In giurisprudenza amministrativa convivono più orientamenti circa l'ammissibilità di sanatoria strutturale
La possibilità di fiscalizzare la sanzione demolitoria deve essere valutata dalla PA in fase esecutiva e successiva all’ordine di demolizione
Possono presentarsi casi in cui la demolizione di abusi edilizi e difformità sia oggettivamente impossibile e quindi monetizzarne la remissione.
L’argomento di questo post riguarda le sole casistiche di opere compiute in parziali difformità dal permesso di costruire e/o SCIA alternativa al Permesso di Costruire, come previsto dall’art. 34 del D.P.R. 380/01, che riportiamo per esteso e che non ha riportato modifiche neppure dopo l’emanazione dell’importante D.Lgs. 222/2016:
Art. 34 – Interventi eseguiti in parziale difformità dal permesso di costruire
1. Gli interventi e le opere realizzati in parziale difformità dal permesso di costruire sono rimossi o demoliti a cura e spese dei responsabili dell’abuso entro il termine congruo fissato dalla relativa ordinanza del dirigente o del responsabile dell’ufficio. Decorso tale termine sono rimossi o demoliti a cura del comune e a spese dei medesimi responsabili dell’abuso.

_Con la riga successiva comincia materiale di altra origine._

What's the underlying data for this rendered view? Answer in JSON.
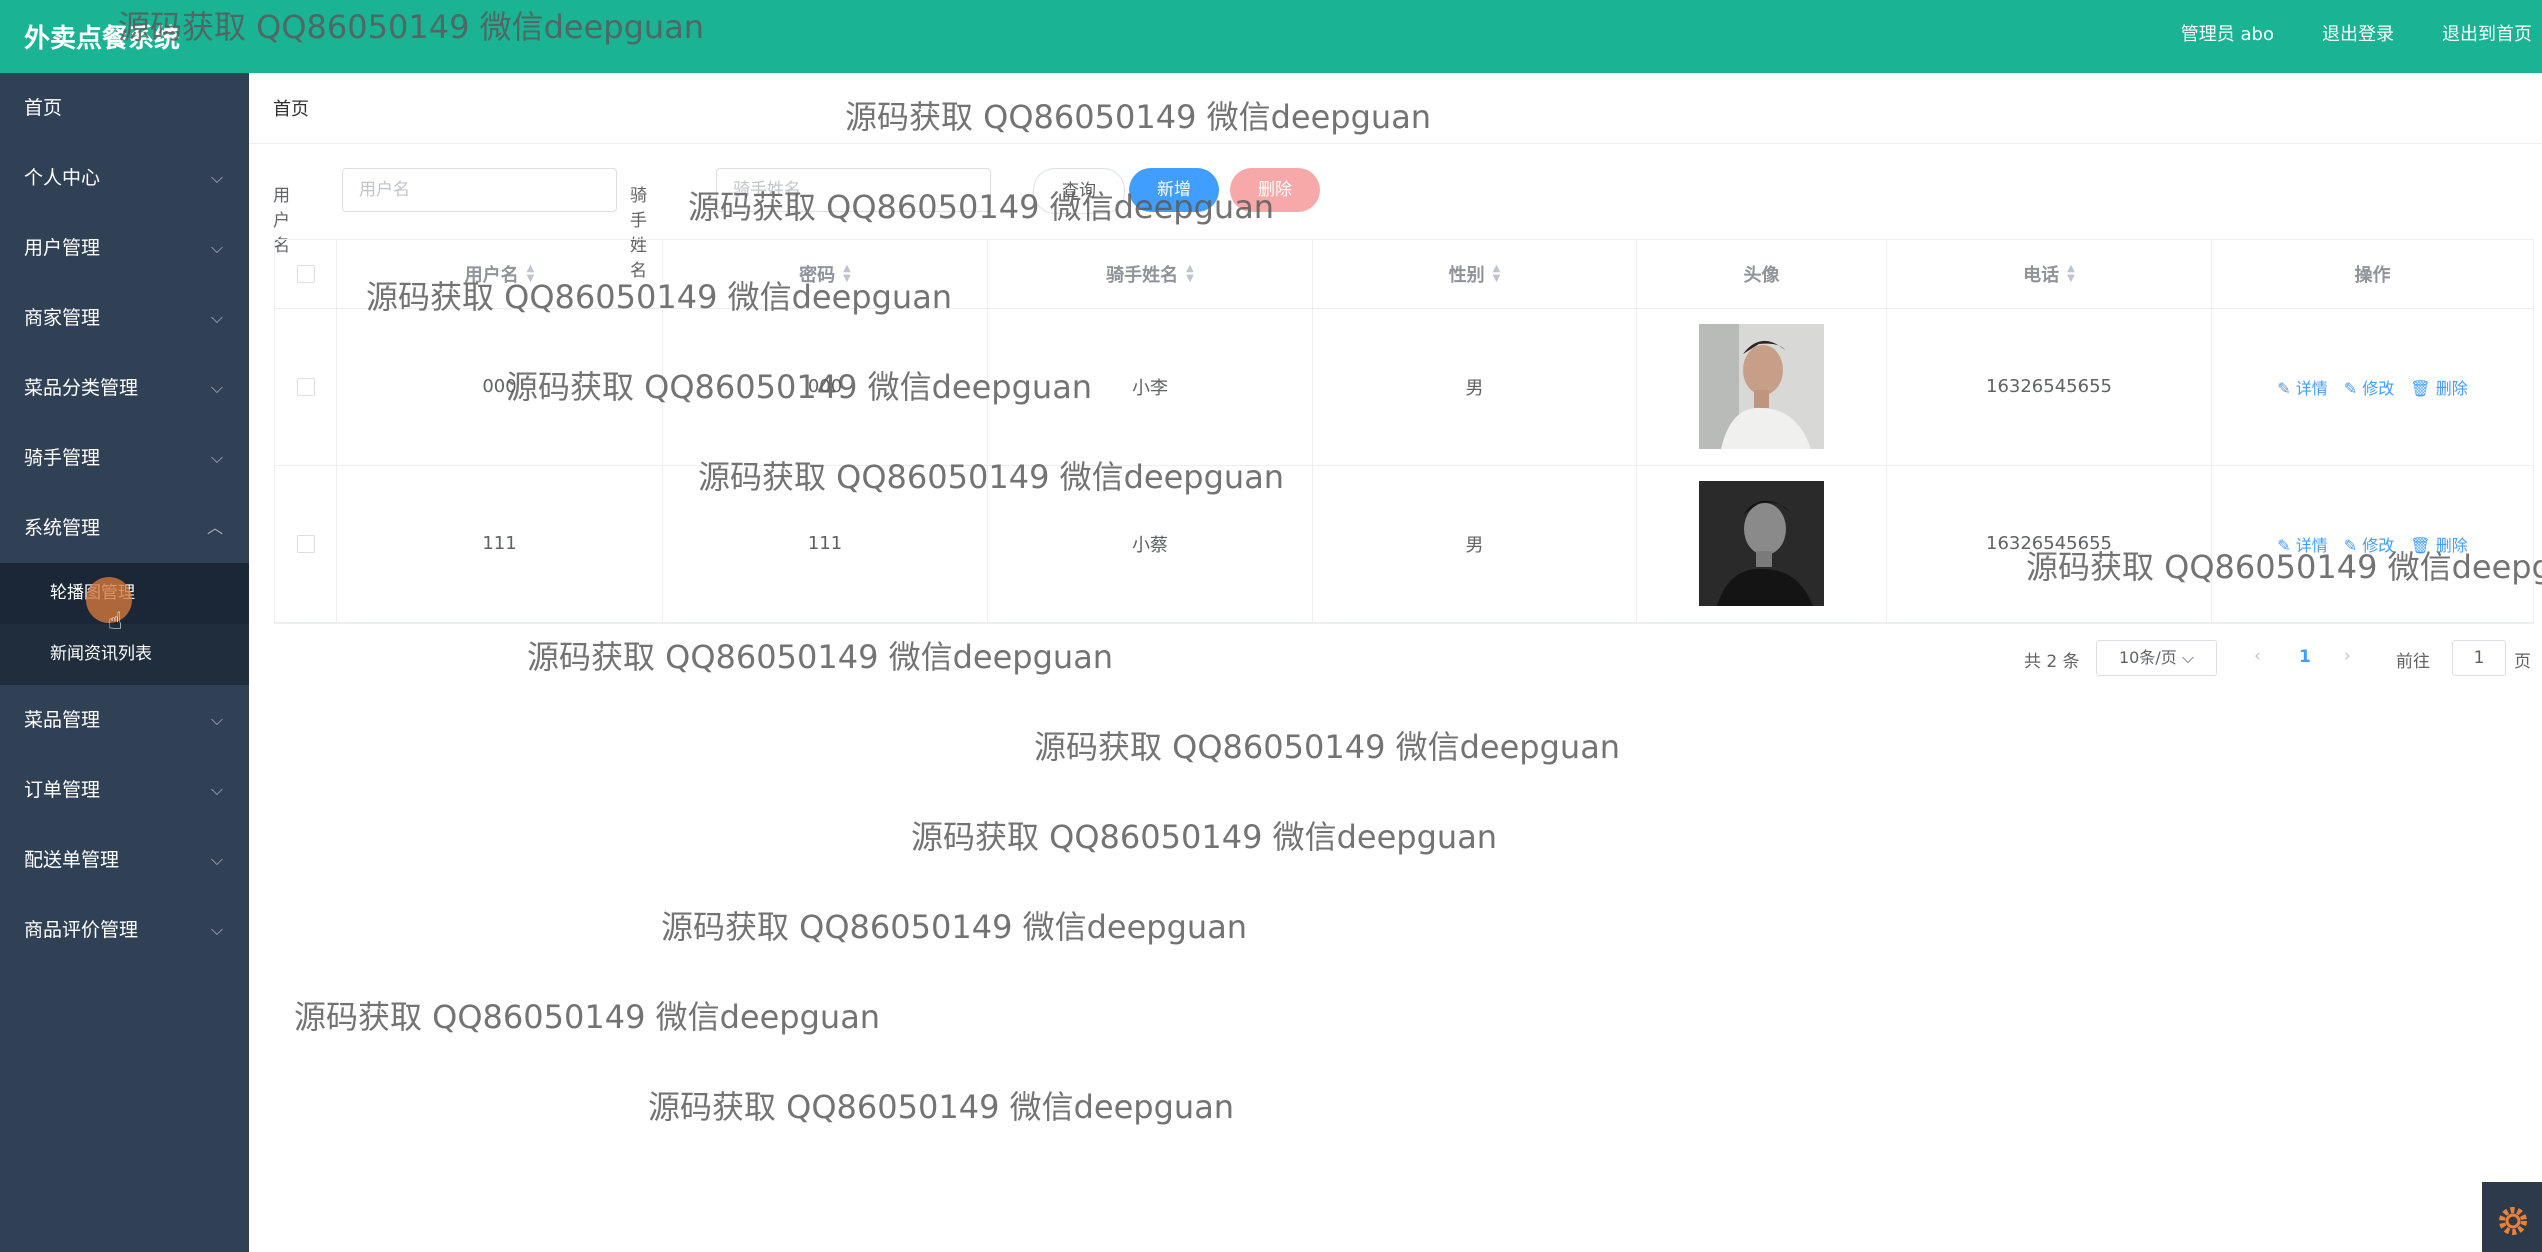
{
  "app": {
    "title": "外卖点餐系统"
  },
  "topnav": {
    "user": "管理员 abo",
    "logout": "退出登录",
    "home": "退出到首页"
  },
  "sidebar": {
    "items": [
      {
        "label": "首页"
      },
      {
        "label": "个人中心",
        "chevron": "chevron-down-icon"
      },
      {
        "label": "用户管理",
        "chevron": "chevron-down-icon"
      },
      {
        "label": "商家管理",
        "chevron": "chevron-down-icon"
      },
      {
        "label": "菜品分类管理",
        "chevron": "chevron-down-icon"
      },
      {
        "label": "骑手管理",
        "chevron": "chevron-down-icon"
      },
      {
        "label": "系统管理",
        "chevron": "chevron-up-icon"
      },
      {
        "label": "菜品管理",
        "chevron": "chevron-down-icon"
      },
      {
        "label": "订单管理",
        "chevron": "chevron-down-icon"
      },
      {
        "label": "配送单管理",
        "chevron": "chevron-down-icon"
      },
      {
        "label": "商品评价管理",
        "chevron": "chevron-down-icon"
      }
    ],
    "subitems": [
      {
        "label": "轮播图管理"
      },
      {
        "label": "新闻资讯列表"
      }
    ]
  },
  "breadcrumb": {
    "home": "首页"
  },
  "search": {
    "username_label": "用户名",
    "username_placeholder": "用户名",
    "rider_label": "骑手姓名",
    "rider_placeholder": "骑手姓名",
    "query": "查询",
    "add": "新增",
    "delete": "删除"
  },
  "table": {
    "headers": {
      "username": "用户名",
      "password": "密码",
      "rider_name": "骑手姓名",
      "gender": "性别",
      "avatar": "头像",
      "phone": "电话",
      "actions": "操作"
    },
    "rows": [
      {
        "username": "000",
        "password": "000",
        "rider_name": "小李",
        "gender": "男",
        "phone": "16326545655"
      },
      {
        "username": "111",
        "password": "111",
        "rider_name": "小蔡",
        "gender": "男",
        "phone": "16326545655"
      }
    ],
    "action_labels": {
      "detail": "详情",
      "edit": "修改",
      "delete": "删除"
    }
  },
  "pagination": {
    "total": "共 2 条",
    "page_size": "10条/页",
    "current_page": "1",
    "goto_label": "前往",
    "goto_value": "1",
    "page_unit": "页"
  },
  "watermark": "源码获取 QQ86050149 微信deepguan",
  "colors": {
    "topbar": "#1ab394",
    "sidebar": "#304156",
    "primary": "#409eff",
    "danger_light": "#f7a8a8"
  }
}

2. Quando la demolizione non può avvenire senza pregiudizio della parte eseguita in conformità, il dirigente o il responsabile dell’ufficio applica una sanzione pari al doppio del costo di produzione, stabilito in base alla legge 27 luglio 1978, n. 392, della parte dell’opera realizzata in difformità dal permesso di costruire, se ad uso residenziale, e pari al doppio del valore venale, determinato a cura della agenzia del territorio, per le opere adibite ad usi diversi da quello residenziale.
2-bis. Le disposizioni del presente articolo si applicano anche agli interventi edilizi di cui all’articolo 23, comma 01 eseguiti in parziale difformità dalla segnalazione certificata di inizio attività.
2-ter. Ai fini dell’applicazione del presente articolo, non si ha parziale difformità del titolo abilitativo in presenza di violazioni di altezza, distacchi, cubatura o superficie coperta che non eccedano per singola unità immobiliare il 2 per cento delle misure progettuali.
Limiti e ambito applicativo dell’art. 34 TUE su parziali difformità.
La prima difficoltà riguarda l’individuazione poco netta che separa la distinzione di parziali difformità dall’ipotesi di totale difformità da PdC, per quest’ultima rinvenibile quanto meno alle variazioni essenziali richiamate dall’art. 31 e 32 del Testo Unico.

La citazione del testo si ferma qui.